Beklerken kaybetmek sadâkati.

Beklemenin verdiği gücü sabırsızlığın yok ettiği umut ile ödedim ben. Evet çok doğru.. Bugün halen bekliyor olsaydım seni halen bir umut bir yerlerde bana gülümsüyor olabilirdi. Senin gelmeyişin umudun elvedasını kolay kıldı sanırım. İnsanın tutunduğu tek dalın kırılması demek, ölmek değildir de nedir? Evet çok doğru ben öldüm. Öldüm çünkü umut adına ne bir filiz nede bir tohum var düş toprağımda.
O kadar kurak kaldı ki düş tarlam, yağmur yağsa sevince kapılacak tek bir çiçeği, tek bir tohumu bile barındırmıyor. Lakin ah vah edip hayıflanacak, isyan edecek, kızacak yüzüm dahi yok. Bu daha da zorlaştırıyor her şeyi. Zira insanlar seçimler yapmak zorunda, ben yanlış seçimi yaptım.
Yanlış sen’den doğru umutlar bekledim. Yanlış sen’i ben sandım açıkcası. Yanlış sen’e açtım çölümü. En özel şeyimdir çöl benim için bilirsin. bileceksin pardon bilecektin.. Lakin artık lüzum kalmadı. Çoktan yok oldu, tükendi ıssızlaştı malum çöl sensiz.
Evet, sadakat diyordum, en çok güvendiğim özelliğim yanlış insanların uğrunda harcandı gitti, tükendi.
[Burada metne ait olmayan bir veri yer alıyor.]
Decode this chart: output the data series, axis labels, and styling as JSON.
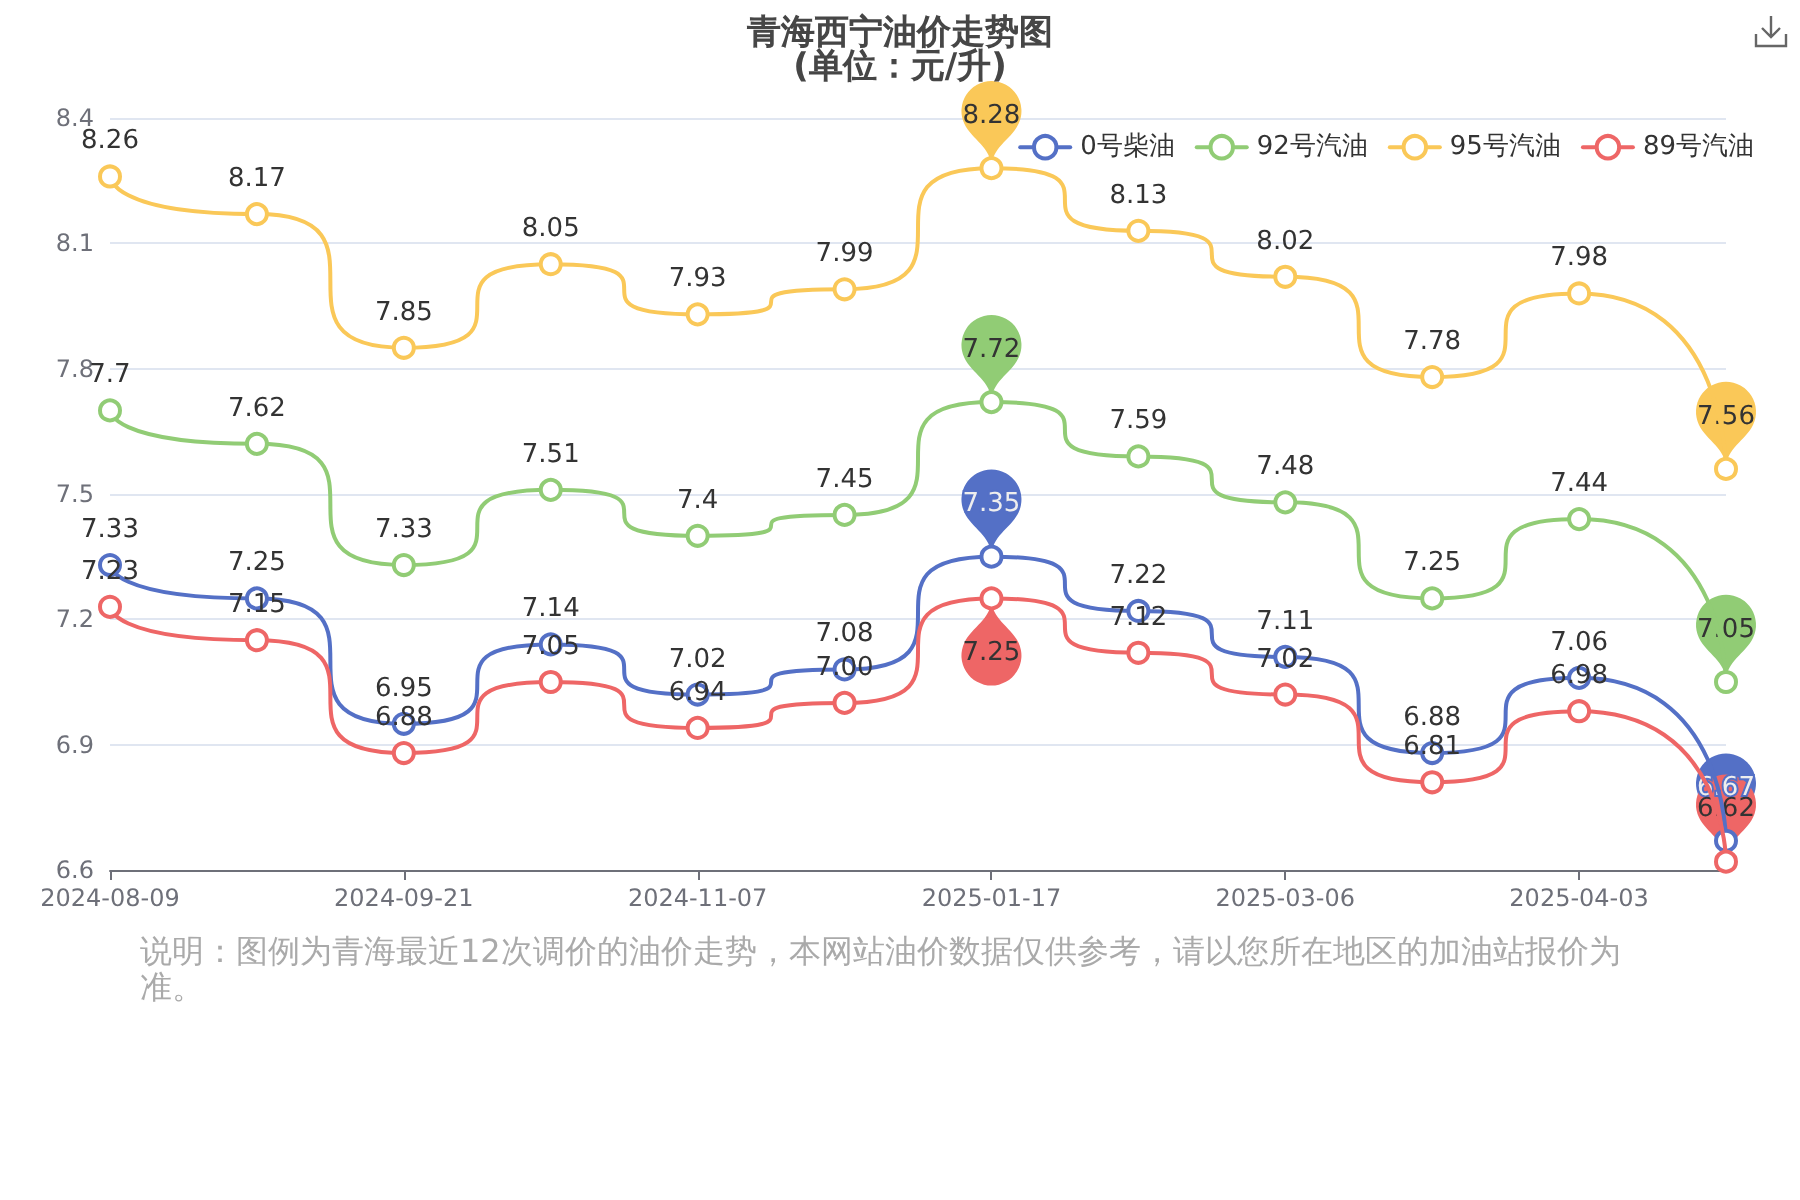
{
  "chart_data": {
    "type": "line",
    "title": "青海西宁油价走势图",
    "subtitle": "(单位：元/升)",
    "categories": [
      "2024-08-09",
      null,
      "2024-09-21",
      null,
      "2024-11-07",
      null,
      "2025-01-17",
      null,
      "2025-03-06",
      null,
      "2025-04-03",
      null
    ],
    "series": [
      {
        "name": "0号柴油",
        "color": "#5470c6",
        "values": [
          7.33,
          7.25,
          6.95,
          7.14,
          7.02,
          7.08,
          7.35,
          7.22,
          7.11,
          6.88,
          7.06,
          6.67
        ],
        "value_labels": [
          "7.33",
          "7.25",
          "6.95",
          "7.14",
          "7.02",
          "7.08",
          null,
          "7.22",
          "7.11",
          "6.88",
          "7.06",
          null
        ]
      },
      {
        "name": "92号汽油",
        "color": "#91cc75",
        "values": [
          7.7,
          7.62,
          7.33,
          7.51,
          7.4,
          7.45,
          7.72,
          7.59,
          7.48,
          7.25,
          7.44,
          7.05
        ],
        "value_labels": [
          "7.7",
          "7.62",
          "7.33",
          "7.51",
          "7.4",
          "7.45",
          null,
          "7.59",
          "7.48",
          "7.25",
          "7.44",
          null
        ]
      },
      {
        "name": "95号汽油",
        "color": "#fac858",
        "values": [
          8.26,
          8.17,
          7.85,
          8.05,
          7.93,
          7.99,
          8.28,
          8.13,
          8.02,
          7.78,
          7.98,
          7.56
        ],
        "value_labels": [
          "8.26",
          "8.17",
          "7.85",
          "8.05",
          "7.93",
          "7.99",
          null,
          "8.13",
          "8.02",
          "7.78",
          "7.98",
          null
        ]
      },
      {
        "name": "89号汽油",
        "color": "#ee6666",
        "values": [
          7.23,
          7.15,
          6.88,
          7.05,
          6.94,
          7.0,
          7.25,
          7.12,
          7.02,
          6.81,
          6.98,
          6.62
        ],
        "value_labels": [
          "7.23",
          "7.15",
          "6.88",
          "7.05",
          "6.94",
          "7.00",
          null,
          "7.12",
          "7.02",
          "6.81",
          "6.98",
          null
        ]
      }
    ],
    "ylim": [
      6.6,
      8.4
    ],
    "yticks": [
      6.6,
      6.9,
      7.2,
      7.5,
      7.8,
      8.1,
      8.4
    ],
    "grid": "y",
    "legend": "top right",
    "marker": "circle",
    "annotations": [
      "说明：图例为青海最近12次调价的油价走势，本网站油价数据仅供参考，请以您所在地区的加油站报价为准。",
      {
        "text": "8.28",
        "x": "2025-01-17",
        "y": 8.28
      },
      {
        "text": "7.56",
        "y": 7.56
      },
      {
        "text": "7.72",
        "x": "2025-01-17",
        "y": 7.72
      },
      {
        "text": "7.05",
        "y": 7.05
      },
      {
        "text": "7.35",
        "x": "2025-01-17",
        "y": 7.35
      },
      {
        "text": "6.67",
        "y": 6.67
      },
      {
        "text": "7.25",
        "x": "2025-01-17",
        "y": 7.25
      },
      {
        "text": "6.62",
        "y": 6.62
      }
    ]
  }
}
Hani demiştim ya daha önce tam 2 yıl önce burada şöyle bişey:
”
Yani ayırırsan iki parçaya zamanı, benim için saat veya dakikalar yok. Hatta ne bileyim günler aylar haftalar yıllar falan da yok. Senden öncesi ve senden sonrası var sadece o kadar. Senden öncesi şuan, senden sonrası da sana bu yazıyı okuttuğum günden itibaren başlayacak.
”
Ahh tükenmiş umudum, çözümlenemeyen gücüm, mavi düşlerimin rengi üzgünüm. Çok üzgünüm yanlış sen’e okuttum ömürlük düşlerimin çağlayan varlığını. Yok ettim bilerek, yanlışlarımla, sabırsızlığımla. İşte bunu farkettiğim günden itibaren ölen umutlarımı gelecek olan ecelle taçlandırmaya karar verdim.
Zaten ölmüş biri bir kez daha nasıl ölecek derlerdi insanlar. Meğerse Ölün bir insanın tacı sonraki ölümlerle beliriyormuş kafasında, anladım.
Ellerimle yok ettim gelecekteki “biz”in sarsılmaz, ter temiz düşlerini.
Affet..
Ya gelsin asıl ölüm, taçlandırsın bu bariz ihaneti.
Ya da sen gel, bağışla.. Kopsun umutların kıyameti.